ISP Filtering: The Boring World of the Future

Paper never refused ink, and the Internet never refused key strokes. Until now.

The ACMA's decision to threaten Whirpool's ISP for content on the Whirlpool site is really pushing the envelope. It just goes to show how a handful of conservatives, driven by media hype and misinformation, can try to turn the greatest freedom machine into another area where the state scares citizens out of their wits about anything that they do online.

Sure, there are issues with illegal content and there needs to be a mechanism for addressing these issues. But if the Net is to remain a freedom machine, regulation needs to be ex post. You post illegal content, you get in trouble.

Ex ante regulation, where the government blacklists sites and makes ISPs filter them, is a disgrace. Compare the Advertising Standards Burea to ACMA. One asks companies to stop using offensive content, the other uses a sledge-hammer on the ISP.

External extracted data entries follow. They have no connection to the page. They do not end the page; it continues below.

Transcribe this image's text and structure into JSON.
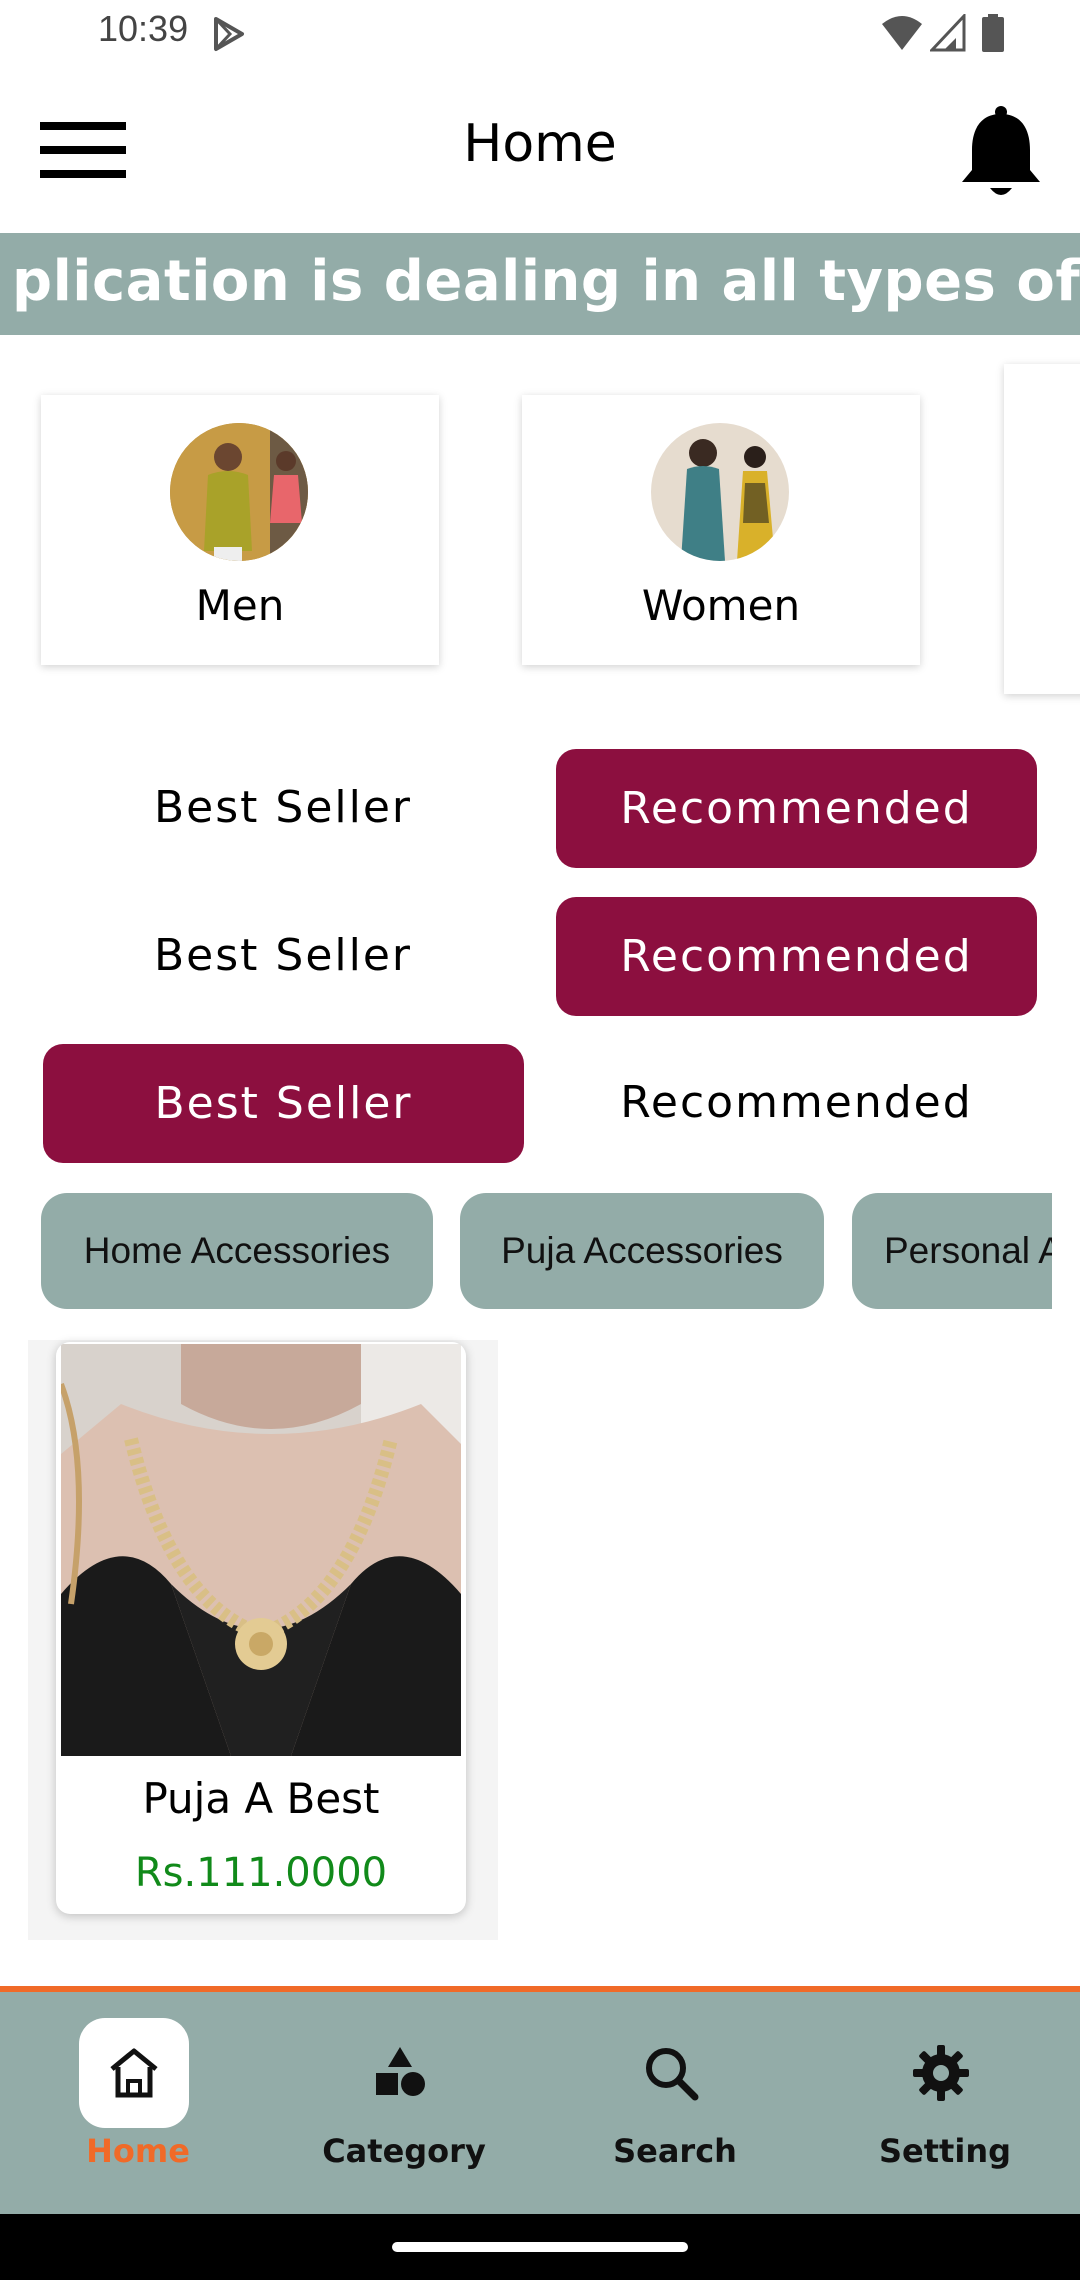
{
  "status_bar": {
    "time": "10:39"
  },
  "app_bar": {
    "title": "Home"
  },
  "marquee": {
    "text": "plication is dealing in all types of fashio"
  },
  "categories": [
    {
      "label": "Men"
    },
    {
      "label": "Women"
    }
  ],
  "toggle_rows": [
    {
      "left": "Best Seller",
      "right": "Recommended",
      "selected": "right"
    },
    {
      "left": "Best Seller",
      "right": "Recommended",
      "selected": "right"
    },
    {
      "left": "Best Seller",
      "right": "Recommended",
      "selected": "left"
    }
  ],
  "chips": [
    "Home Accessories",
    "Puja Accessories",
    "Personal A"
  ],
  "product": {
    "name": "Puja A Best",
    "price": "Rs.111.0000"
  },
  "bottom_nav": {
    "items": [
      {
        "label": "Home",
        "icon": "home-icon",
        "active": true
      },
      {
        "label": "Category",
        "icon": "category-icon",
        "active": false
      },
      {
        "label": "Search",
        "icon": "search-icon",
        "active": false
      },
      {
        "label": "Setting",
        "icon": "gear-icon",
        "active": false
      }
    ]
  },
  "colors": {
    "accent": "#8c0f3f",
    "teal_gray": "#93aca8",
    "nav_active": "#f06a28",
    "price_green": "#118a1a"
  }
}
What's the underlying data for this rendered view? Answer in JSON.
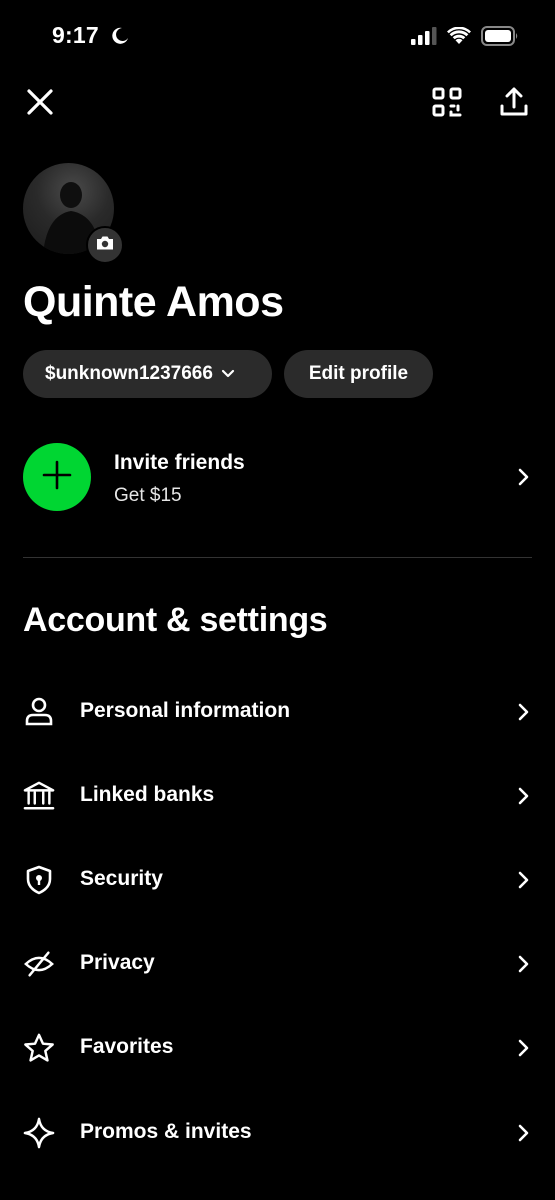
{
  "status_bar": {
    "time": "9:17",
    "icons": [
      "moon-icon",
      "cellular-signal-icon",
      "wifi-icon",
      "battery-icon"
    ]
  },
  "header": {
    "icons": [
      "close-icon",
      "qr-code-icon",
      "share-icon"
    ]
  },
  "profile": {
    "name": "Quinte Amos",
    "cashtag": "$unknown1237666",
    "edit_label": "Edit profile"
  },
  "invite": {
    "title": "Invite friends",
    "subtitle": "Get $15",
    "accent_color": "#00d632"
  },
  "settings": {
    "title": "Account & settings",
    "items": [
      {
        "label": "Personal information",
        "icon": "person-icon"
      },
      {
        "label": "Linked banks",
        "icon": "bank-icon"
      },
      {
        "label": "Security",
        "icon": "shield-icon"
      },
      {
        "label": "Privacy",
        "icon": "eye-slash-icon"
      },
      {
        "label": "Favorites",
        "icon": "star-icon"
      },
      {
        "label": "Promos & invites",
        "icon": "sparkle-icon"
      }
    ]
  }
}
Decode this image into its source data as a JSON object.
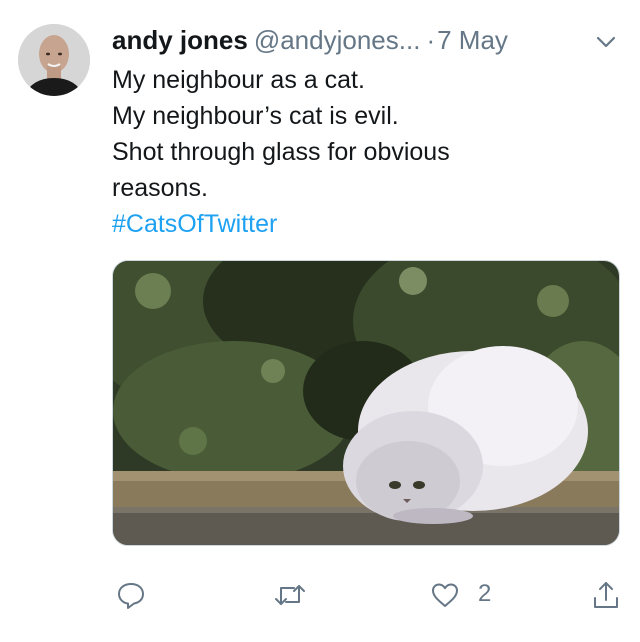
{
  "tweet": {
    "author_name": "andy jones",
    "author_handle": "@andyjones...",
    "separator": "·",
    "date": "7 May",
    "text_lines": [
      "My neighbour as a cat.",
      "My neighbour’s cat is evil.",
      "Shot through glass for obvious",
      "reasons."
    ],
    "hashtag": "#CatsOfTwitter",
    "media_icon": "photo-cat-on-fence",
    "actions": {
      "reply_icon": "reply-icon",
      "retweet_icon": "retweet-icon",
      "like_icon": "heart-icon",
      "like_count": "2",
      "share_icon": "share-icon"
    }
  },
  "colors": {
    "text": "#14171a",
    "muted": "#657786",
    "link": "#1da1f2",
    "background": "#ffffff"
  }
}
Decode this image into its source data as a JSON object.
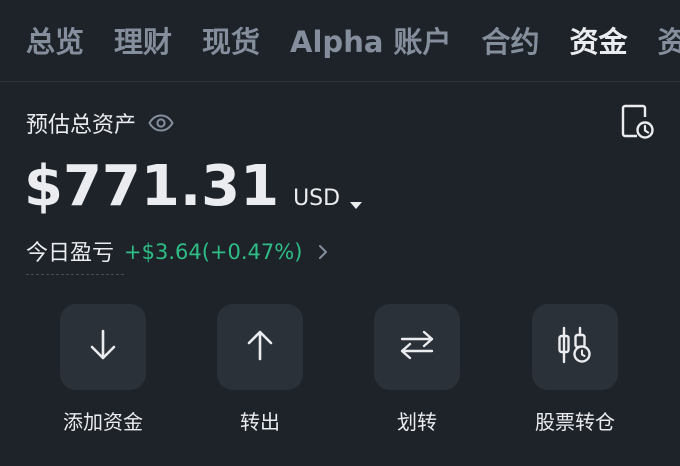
{
  "tabs": [
    {
      "label": "总览",
      "active": false
    },
    {
      "label": "理财",
      "active": false
    },
    {
      "label": "现货",
      "active": false
    },
    {
      "label": "Alpha 账户",
      "active": false
    },
    {
      "label": "合约",
      "active": false
    },
    {
      "label": "资金",
      "active": true
    },
    {
      "label": "资",
      "active": false
    }
  ],
  "header": {
    "estimated_label": "预估总资产",
    "eye_icon": "eye-icon",
    "history_icon": "history-icon"
  },
  "balance": {
    "amount": "$771.31",
    "currency": "USD"
  },
  "pnl": {
    "label": "今日盈亏",
    "value": "+$3.64(+0.47%)"
  },
  "actions": [
    {
      "label": "添加资金",
      "icon": "arrow-down-icon"
    },
    {
      "label": "转出",
      "icon": "arrow-up-icon"
    },
    {
      "label": "划转",
      "icon": "transfer-icon"
    },
    {
      "label": "股票转仓",
      "icon": "stock-transfer-icon"
    }
  ],
  "colors": {
    "background": "#1e2329",
    "tile": "#2b3139",
    "text_primary": "#eaecef",
    "text_secondary": "#848e9c",
    "positive": "#2ebd85"
  }
}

Broadband Minister Stephen Conroy has suggested that opponents of the filtering scheme are involved in "patently a scare campaign [against] a policy objective we think is fair and reasonable". Given the track-record of Australian governments and their willingness to overlook the rights of citizens and well-regarded principles of liberal democracies, I wonder what 'fair and reasonableness' test has been applied to the policy?

For all the 'individual responsibility' which has been pushed on ordinary citizens over the last few years, this really is a backward step. Welcome to the boring, state-regulated world of the future!